Ah, a bit of fluff, this French Lessons, A Novel? Not just French, but Paris lessons? We know it’s Paris from the book’s cover; the near-shadowed back of a woman whose face, if it could be seen, would no doubt be looking wistfully from her opened window (with just a hint of an iron-worked balcony showing). And then there’s the romantic and hurried sketch of the Eiffel Tower introducing the first chapter, The Tutors.

And so begins a remarkable bit of fluff. Not your ordinary fluff; this tale of literary lightness will take your heart away in one sitting. Ellen Sussman, one of San Francisco’s literary gems, has delivered a modern fable that takes place on one day in the City of Lights. On the French side are three French teachers, two men, one woman, all coworkers at the same language school. On the expat side are three Americans, two women and one man.

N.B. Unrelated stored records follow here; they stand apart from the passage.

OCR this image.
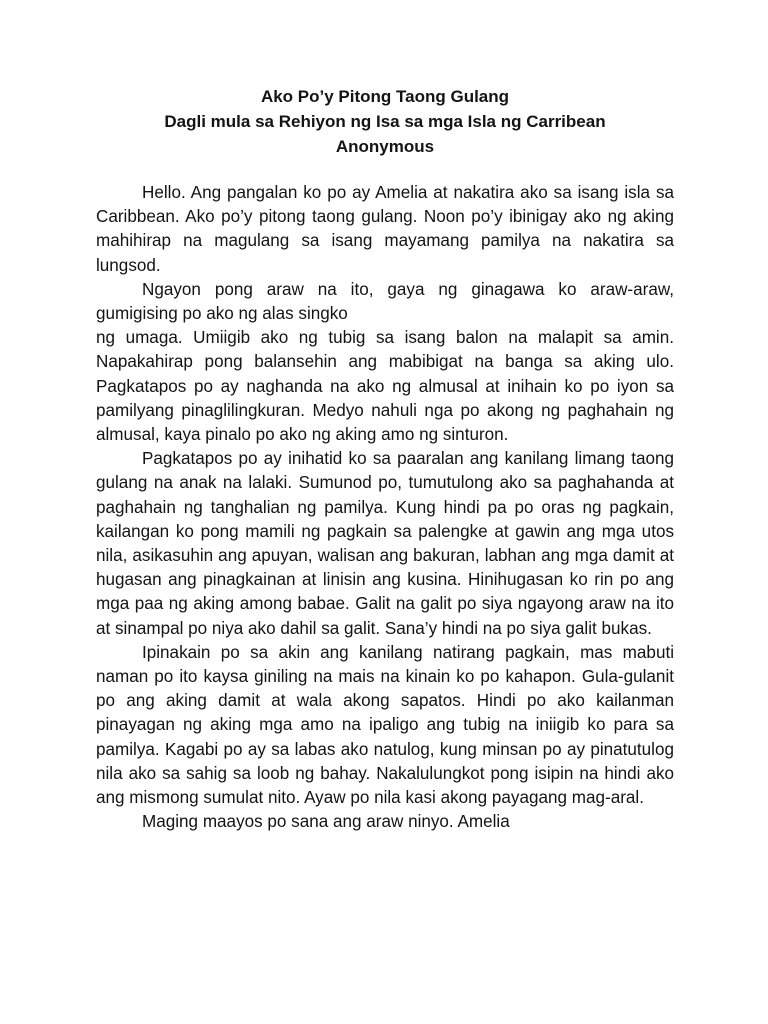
Ako Po’y Pitong Taong Gulang
Dagli mula sa Rehiyon ng Isa sa mga Isla ng Carribean
Anonymous

Hello. Ang pangalan ko po ay Amelia at nakatira ako sa isang isla sa Caribbean. Ako po’y pitong taong gulang. Noon po’y ibinigay ako ng aking mahihirap na magulang sa isang mayamang pamilya na nakatira sa lungsod.

Ngayon pong araw na ito, gaya ng ginagawa ko araw-araw, gumigising po ako ng alas singko

ng umaga. Umiigib ako ng tubig sa isang balon na malapit sa amin. Napakahirap pong balansehin ang mabibigat na banga sa aking ulo. Pagkatapos po ay naghanda na ako ng almusal at inihain ko po iyon sa pamilyang pinaglilingkuran. Medyo nahuli nga po akong ng paghahain ng almusal, kaya pinalo po ako ng aking amo ng sinturon.

Pagkatapos po ay inihatid ko sa paaralan ang kanilang limang taong gulang na anak na lalaki. Sumunod po, tumutulong ako sa paghahanda at paghahain ng tanghalian ng pamilya. Kung hindi pa po oras ng pagkain, kailangan ko pong mamili ng pagkain sa palengke at gawin ang mga utos nila, asikasuhin ang apuyan, walisan ang bakuran, labhan ang mga damit at hugasan ang pinagkainan at linisin ang kusina. Hinihugasan ko rin po ang mga paa ng aking among babae. Galit na galit po siya ngayong araw na ito at sinampal po niya ako dahil sa galit. Sana’y hindi na po siya galit bukas.

Ipinakain po sa akin ang kanilang natirang pagkain, mas mabuti naman po ito kaysa giniling na mais na kinain ko po kahapon. Gula-gulanit po ang aking damit at wala akong sapatos. Hindi po ako kailanman pinayagan ng aking mga amo na ipaligo ang tubig na iniigib ko para sa pamilya. Kagabi po ay sa labas ako natulog, kung minsan po ay pinatutulog nila ako sa sahig sa loob ng bahay. Nakalulungkot pong isipin na hindi ako ang mismong sumulat nito. Ayaw po nila kasi akong payagang mag-aral.

Maging maayos po sana ang araw ninyo. Amelia
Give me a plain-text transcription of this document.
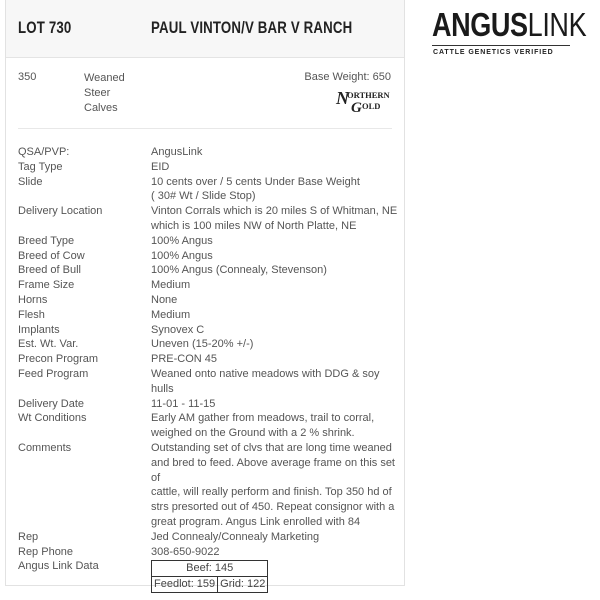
LOT 730	PAUL VINTON/V BAR V RANCH
350	Weaned
Steer
Calves
Base Weight: 650
N
ORTHERN
G OLD
QSA/PVP:	AngusLink
Tag Type	EID
Slide	10 cents over / 5 cents Under Base Weight
( 30# Wt / Slide Stop)
Delivery Location	Vinton Corrals which is 20 miles S of Whitman, NE
which is 100 miles NW of North Platte, NE
Breed Type	100% Angus
Breed of Cow	100% Angus
Breed of Bull	100% Angus (Connealy, Stevenson)
Frame Size	Medium
Horns	None
Flesh	Medium
Implants	Synovex C
Est. Wt. Var.	Uneven (15-20% +/-)
Precon Program	PRE-CON 45
Feed Program	Weaned onto native meadows with DDG & soy hulls
Delivery Date	11-01 - 11-15
Wt Conditions	Early AM gather from meadows, trail to corral,
weighed on the Ground with a 2 % shrink.
Comments	Outstanding set of clvs that are long time weaned
and bred to feed. Above average frame on this set of
cattle, will really perform and finish. Top 350 hd of
strs presorted out of 450. Repeat consignor with a
great program. Angus Link enrolled with 84
Rep	Jed Connealy/Connealy Marketing
Rep Phone	308-650-9022
Angus Link Data	Beef: 145
Feedlot: 159	Grid: 122
ANGUSLINK
CATTLE GENETICS VERIFIED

Each American has their own story: sad, shocking, sexy, romantic and even regretful. Josie is a high school French teacher, possibly pregnant and running away from her grief at the death of her married lover. Riley, a vulnerable young wife and mother of two (an infant and toddler), moved to Paris with her businessman husband who is increasingly absent from her and his family life. Last is Jeremy, the oldest American, a normally wise and thoughtful man who has accompanied his wife of more than ten years on a movie shoot in Paris. Jeremy’s wife is a world-famous American movie star, and the scene shot on this particular day is a unifying event in this fluid and multifaceted story. The French teachers are Nico, a handsome and mostly unemployed musician and lover of any willing female, Phillipe, charmingly soft-spoken and a newly published poet who loves Chantal, and Chantal, beautiful and somewhat mysterious and disastrously in love with Nico.

Nico tutors Josie, who is conveniently willing and whose French is hardly lacking. Riley, whose French is mostly nonexistent, is linguistically and otherwise moved by Phillipe. And Jeremy is charmed by Chantal, the tutor his wife has so generously paid for so that he will be occupied while she is busy filming. The author manages to keep all these relationships beautifully air-borne throughout the story. And should the reader expect less? It is Paris, after all. Can you say Paris without thinking romance, Frenchman without imagining seduction, and don’t all Frenchwomen have an enviable sexual sophistication?

Sketched in Sussman’s words, Paris, the City of Lights, a place where real love should be discovered if not illuminated, becomes a city where it can rain for days on end, where the path to true love can be clouded over, washed away, or brought to bear by thunderous realities. All fables deserve morals and French Lessons is no different. Home is where the heart is, and what all the characters discover, when the day is over, is that where the heart is there is love.